J.B. : Les années du second Après-Guerre ont-elles préparé la voie à la réconciliation consacrée par le traité de l’Elysée ?
J-P.B : Sous le coup de ces événements tragiques, la politique des premiers gouvernements de la IVème République continue à être dominée par la hantise de l’Allemagne. Ils visent non pas son éclatement, mais s’attachent à empêcher la reconstitution d’un Reich, c’est-à-dire d’un État centralisé, fût-ce dans les seules limites des trois zones d’occupation occidentale. Le premier grand tournant se situe le 9 mai 1950 avec le discours prononcé par Robert Schuman dans le Salon de l’Horloge, au Quai d’Orsay. Celui-ci prend acte des changements intervenus sur la scène internationale depuis 1945. En premier lieu, l’Europe et le monde sont entrés dans la guerre froide ; en second lieu, la France ne peut se permettre de faire cavalier seul, alors que les États-Unis et l’Angleterre ont fait clairement le choix d’un État ouest-allemand devenu réalité un an plus tôt. En réponse à cette nouvelle donne, Robert Schuman propose de créer entre les six États de l’Europe occidentale un marché commun pour le charbon et l’acier qui serait géré par une autorité supranationale. Le Plan Schuman lance le processus de la construction européenne qui commence par la mise en route de la CECA (Communauté européenne du charbon et de l’acier), puis qui, au travers de beaucoup de péripéties et en dépit de beaucoup de vicissitudes s’est développée jusqu’à aujourd’hui. Dans cette affaire, Français et Allemands sont aussi mus, comme en 1925, par des arrière-pensées. Tout n’est pas aussi simple que la version édulcorée qui en est parfois donnée. La crainte de l’Allemagne n’a pas quitté les responsables français comme par enchantement. L’Europe, calculent-ils, créera un cadre qui lui imposera des contraintes. Ainsi encadrée, elle ne pourra plus céder à la tentation de la puissance. Grâce à l’Europe, estime de son côté le Chancelier Adenauer, l’Allemagne pourra retrouver sa respectabilité perdue.

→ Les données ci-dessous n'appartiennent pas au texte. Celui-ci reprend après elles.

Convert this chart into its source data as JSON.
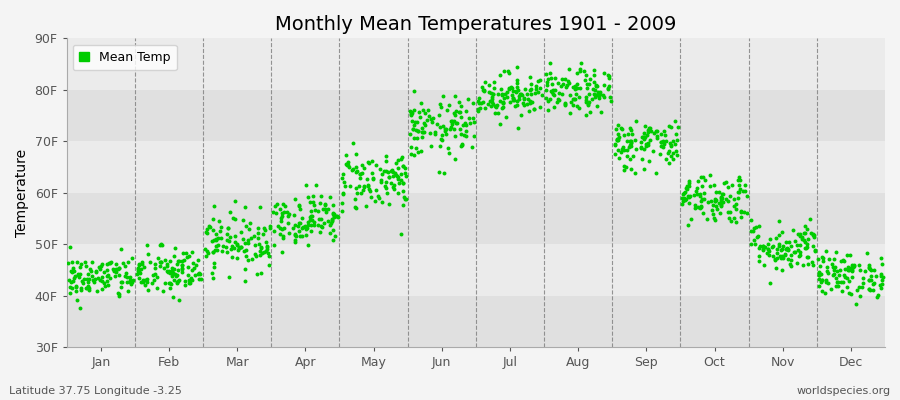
{
  "title": "Monthly Mean Temperatures 1901 - 2009",
  "ylabel": "Temperature",
  "bottom_left_text": "Latitude 37.75 Longitude -3.25",
  "bottom_right_text": "worldspecies.org",
  "legend_label": "Mean Temp",
  "dot_color": "#00cc00",
  "background_color": "#f4f4f4",
  "plot_bg_color": "#f4f4f4",
  "band_color_light": "#ebebeb",
  "band_color_dark": "#e0e0e0",
  "ylim": [
    30,
    90
  ],
  "ytick_labels": [
    "30F",
    "40F",
    "50F",
    "60F",
    "70F",
    "80F",
    "90F"
  ],
  "ytick_values": [
    30,
    40,
    50,
    60,
    70,
    80,
    90
  ],
  "months": [
    "Jan",
    "Feb",
    "Mar",
    "Apr",
    "May",
    "Jun",
    "Jul",
    "Aug",
    "Sep",
    "Oct",
    "Nov",
    "Dec"
  ],
  "month_means_F": [
    43.5,
    44.5,
    50.5,
    55.0,
    62.5,
    72.5,
    79.0,
    79.5,
    69.5,
    59.0,
    49.5,
    44.0
  ],
  "month_stds_F": [
    2.2,
    2.5,
    2.8,
    2.5,
    3.0,
    3.0,
    2.2,
    2.2,
    2.5,
    2.5,
    2.5,
    2.2
  ],
  "n_years": 109,
  "title_fontsize": 14,
  "axis_label_fontsize": 10,
  "tick_fontsize": 9,
  "footnote_fontsize": 8,
  "dot_size": 8
}
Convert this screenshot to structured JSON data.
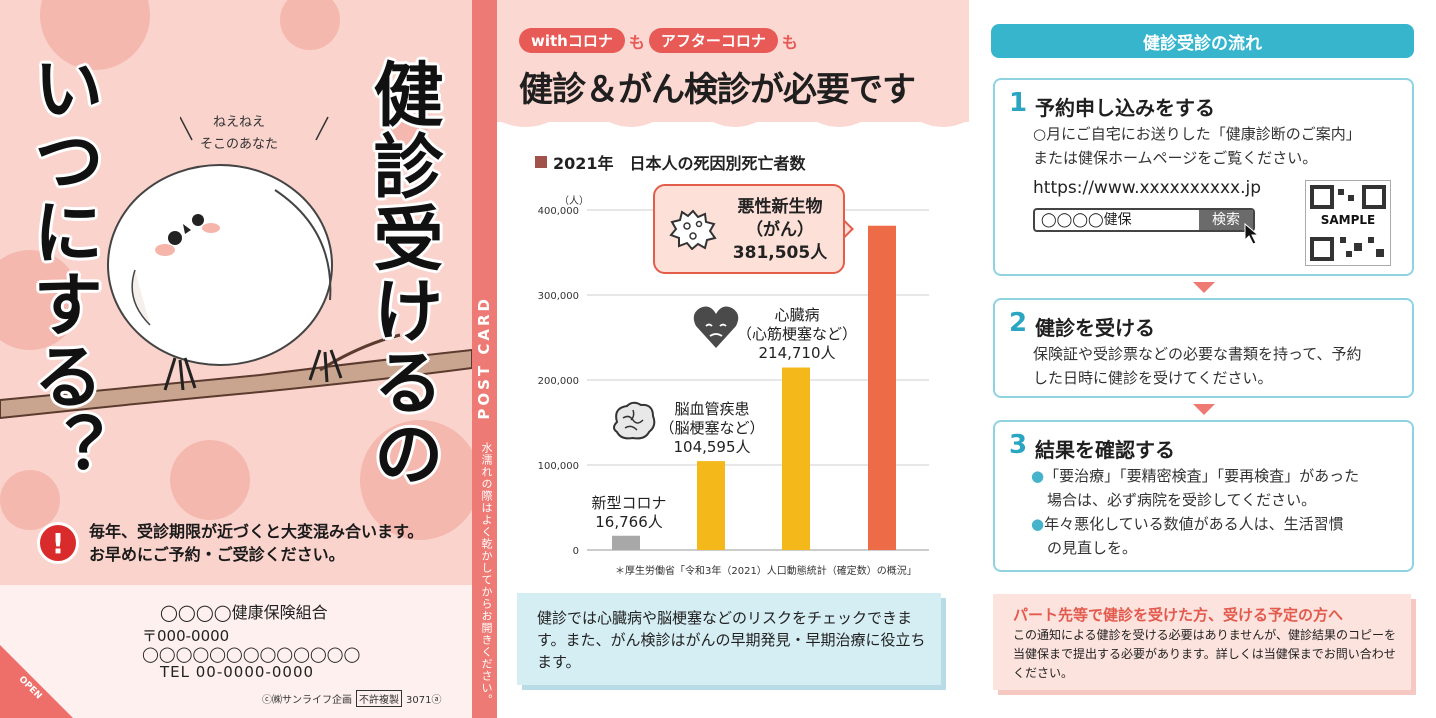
{
  "cover": {
    "title_left": "いつにする？",
    "title_right": "健診受けるの",
    "speech_line1": "ねえねえ",
    "speech_line2": "そこのあなた",
    "notice_line1": "毎年、受診期限が近づくと大変混み合います。",
    "notice_line2": "お早めにご予約・ご受診ください。",
    "address": {
      "org": "◯◯◯◯健康保険組合",
      "zip": "〒000-0000",
      "line": "◯◯◯◯◯◯◯◯◯◯◯◯◯",
      "tel": "TEL  00-0000-0000"
    },
    "copyright": "ⓒ㈱サンライフ企画",
    "no_copy": "不許複製",
    "code": "3071ⓐ",
    "open_label": "OPEN"
  },
  "strip": {
    "postcard": "POST CARD",
    "note": "水濡れの際はよく乾かしてからお開きください。"
  },
  "middle": {
    "pill1": "withコロナ",
    "pill_mo1": "も",
    "pill2": "アフターコロナ",
    "pill_mo2": "も",
    "headline": "健診＆がん検診が必要です",
    "chart_title": "2021年　日本人の死因別死亡者数",
    "source": "＊厚生労働省「令和3年（2021）人口動態統計（確定数）の概況」",
    "labels": {
      "cancer_l1": "悪性新生物",
      "cancer_l2": "（がん）",
      "cancer_l3": "381,505人",
      "heart_l1": "心臓病",
      "heart_l2": "（心筋梗塞など）",
      "heart_l3": "214,710人",
      "brain_l1": "脳血管疾患",
      "brain_l2": "（脳梗塞など）",
      "brain_l3": "104,595人",
      "covid_l1": "新型コロナ",
      "covid_l2": "16,766人"
    },
    "info": "健診では心臓病や脳梗塞などのリスクをチェックできます。また、がん検診はがんの早期発見・早期治療に役立ちます。"
  },
  "chart_data": {
    "type": "bar",
    "title": "2021年　日本人の死因別死亡者数",
    "ylabel": "（人）",
    "ylim": [
      0,
      400000
    ],
    "yticks": [
      0,
      100000,
      200000,
      300000,
      400000
    ],
    "ytick_labels": [
      "0",
      "100,000",
      "200,000",
      "300,000",
      "400,000"
    ],
    "categories": [
      "新型コロナ",
      "脳血管疾患",
      "心臓病",
      "悪性新生物"
    ],
    "values": [
      16766,
      104595,
      214710,
      381505
    ],
    "colors": [
      "#a8a8a8",
      "#f4b81a",
      "#f4b81a",
      "#ee6b47"
    ],
    "grid": true
  },
  "right": {
    "flow_header": "健診受診の流れ",
    "step1": {
      "num": "1",
      "title": "予約申し込みをする",
      "body1": "○月にご自宅にお送りした「健康診断のご案内」",
      "body2": "または健保ホームページをご覧ください。",
      "url": "https://www.xxxxxxxxxx.jp",
      "search_value": "◯◯◯◯健保",
      "search_button": "検索",
      "qr_label": "SAMPLE"
    },
    "step2": {
      "num": "2",
      "title": "健診を受ける",
      "body1": "保険証や受診票などの必要な書類を持って、予約",
      "body2": "した日時に健診を受けてください。"
    },
    "step3": {
      "num": "3",
      "title": "結果を確認する",
      "bullet": "●",
      "b1_line1": "「要治療」「要精密検査」「要再検査」があった",
      "b1_line2": "場合は、必ず病院を受診してください。",
      "b2_line1": "年々悪化している数値がある人は、生活習慣",
      "b2_line2": "の見直しを。"
    },
    "part": {
      "title": "パート先等で健診を受けた方、受ける予定の方へ",
      "body": "この通知による健診を受ける必要はありませんが、健診結果のコピーを当健保まで提出する必要があります。詳しくは当健保までお問い合わせください。"
    }
  },
  "colors": {
    "cover_bg": "#f9d3cc",
    "accent_red": "#e85a55",
    "teal": "#36b5cd",
    "cancer_bar": "#ee6b47",
    "yellow_bar": "#f4b81a",
    "grey_bar": "#a8a8a8"
  }
}
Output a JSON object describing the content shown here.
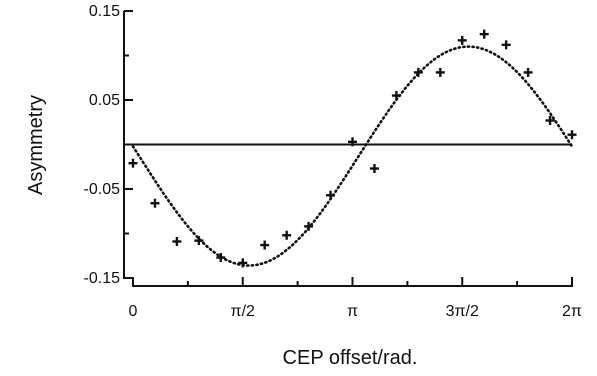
{
  "chart_data": {
    "type": "scatter",
    "title": "",
    "xlabel": "CEP offset/rad.",
    "ylabel": "Asymmetry",
    "xlim": [
      0,
      6.2832
    ],
    "ylim": [
      -0.15,
      0.15
    ],
    "grid": false,
    "x_ticks": [
      {
        "value": 0,
        "label": "0"
      },
      {
        "value": 1.5708,
        "label": "π/2"
      },
      {
        "value": 3.1416,
        "label": "π"
      },
      {
        "value": 4.7124,
        "label": "3π/2"
      },
      {
        "value": 6.2832,
        "label": "2π"
      }
    ],
    "y_ticks": [
      {
        "value": 0.15,
        "label": "0.15"
      },
      {
        "value": 0.05,
        "label": "0.05"
      },
      {
        "value": -0.05,
        "label": "-0.05"
      },
      {
        "value": -0.15,
        "label": "-0.15"
      }
    ],
    "y_minor_ticks": [
      0.1,
      0.0,
      -0.1
    ],
    "x_minor_ticks": [
      0.7854,
      2.3562,
      3.927,
      5.4978
    ],
    "reference_line_y": 0,
    "series": [
      {
        "marker": "+",
        "x": [
          0.0,
          0.3142,
          0.6283,
          0.9425,
          1.2566,
          1.5708,
          1.885,
          2.1991,
          2.5133,
          2.8274,
          3.1416,
          3.4558,
          3.7699,
          4.0841,
          4.3982,
          4.7124,
          5.0265,
          5.3407,
          5.6549,
          5.969,
          6.2832
        ],
        "y": [
          -0.021,
          -0.066,
          -0.109,
          -0.108,
          -0.127,
          -0.133,
          -0.113,
          -0.102,
          -0.092,
          -0.057,
          0.003,
          -0.027,
          0.055,
          0.081,
          0.081,
          0.117,
          0.124,
          0.112,
          0.081,
          0.027,
          0.011
        ]
      }
    ],
    "fit": {
      "style": "dotted",
      "amplitude": 0.123,
      "center": -0.013,
      "phase": 3.23
    }
  }
}
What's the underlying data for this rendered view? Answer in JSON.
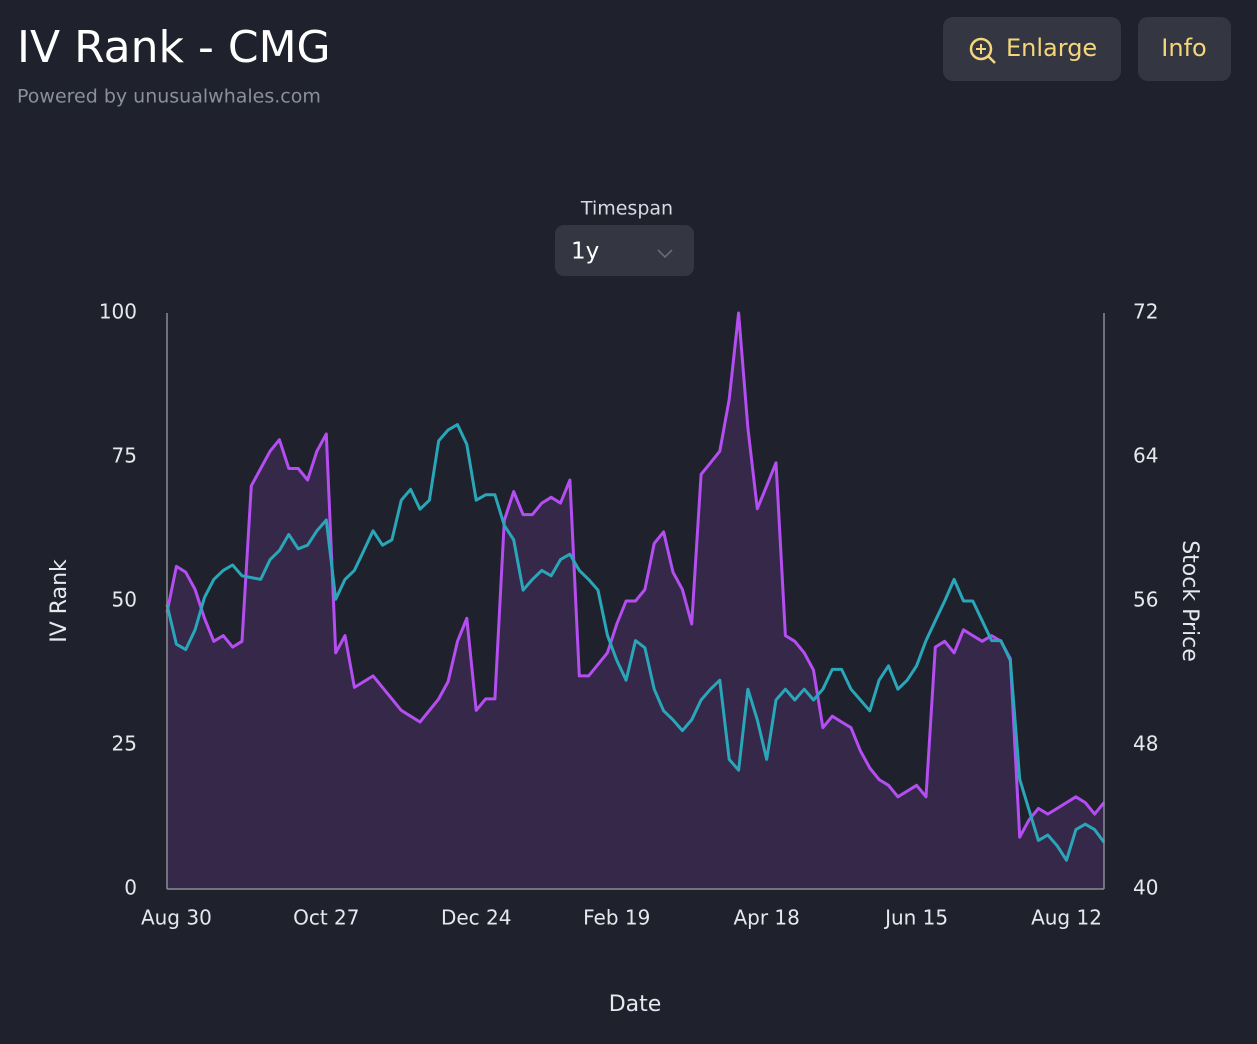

J.B. : Nous en arrivons au traité de l’Élysée dont on va fêter avec éclat le 50ème anniversaire. Que doit-il à la personnalité de ses deux principaux artisans et sur quelle base prévoit-il d’organiser une coopération privilégiée entre les deux États ?
J-P.B. : Même si leurs conceptions de l’Europe sont très éloignées, Robert Schuman n’en ouvre pas moins la voie au Général de Gaulle qui peut être considéré avec Konrad Adenauer comme le père fondateur de ce nouveau couple franco-allemand, qui va entrer désormais dans le vocabulaire français. Acte fondateur, le traité de l’Élysée de janvier 1963 répond à une volonté politique du Général de Gaulle et de Konrad Adenauer, sans que leurs objectifs se recouvrent d’ailleurs totalement, ce qui n’a rien d’anormal. Charles de Gaulle entend faire du couple franco-allemand l’axe d’une « Europe européenne » qui, sans rompre avec Washington, mènerait une politique indépendante des États-Unis. Konrad Adenauer ne souhaite pas aller aussi loin, mais pour ce catholique rhénan, l’entente avec la France constitue une priorité. De plus le courant passe incontestablement entre les deux hommes, et c’est là un point capital. L’un et l’autre sont de la même génération. Enfin, le Général sait fort bien que Konrad Adenauer a été un opposant résolu au nazisme. De son côté, Adenauer est impressionné par la personnalité du Général de Gaulle et lui sait gré de vouloir faire de la réconciliation franco-allemande le fondement de sa politique extérieure. Le traité prévoit un mécanisme régulier de concertation au sommet entre les deux exécutifs. Tous les six mois, le Président de la République et le Chancelier se rencontrent alternativement en France et en Allemagne, accompagnés de leurs principaux ministres, ce qui, dans le cas de la France, inclut naturellement le Premier d’entre eux. À intervalles plus rapprochés, des réunions sont programmées entre ministres et hauts fonctionnaires des deux pays. Une action forte est également engagée en direction de la jeunesse avec la création de l’OFAJ (Office franco-allemand de la jeunesse) qui doit notamment favoriser les échanges de jeunes. De même est fixé comme objectif le développement de l’apprentissage de la langue de l’autre dans chacun des deux pays. Pour le Général de Gaulle, la clé du succès est que les deux pays se situent à un niveau de parité. Et de fait, ils ont, dans les années 1960, un niveau de développement économique encore voisin. Sur le plan politique, en revanche, la France conserve un avantage grâce à sa possession de l’arme nucléaire et à son siège de membre permanent au Conseil de Sécurité des Nations unies.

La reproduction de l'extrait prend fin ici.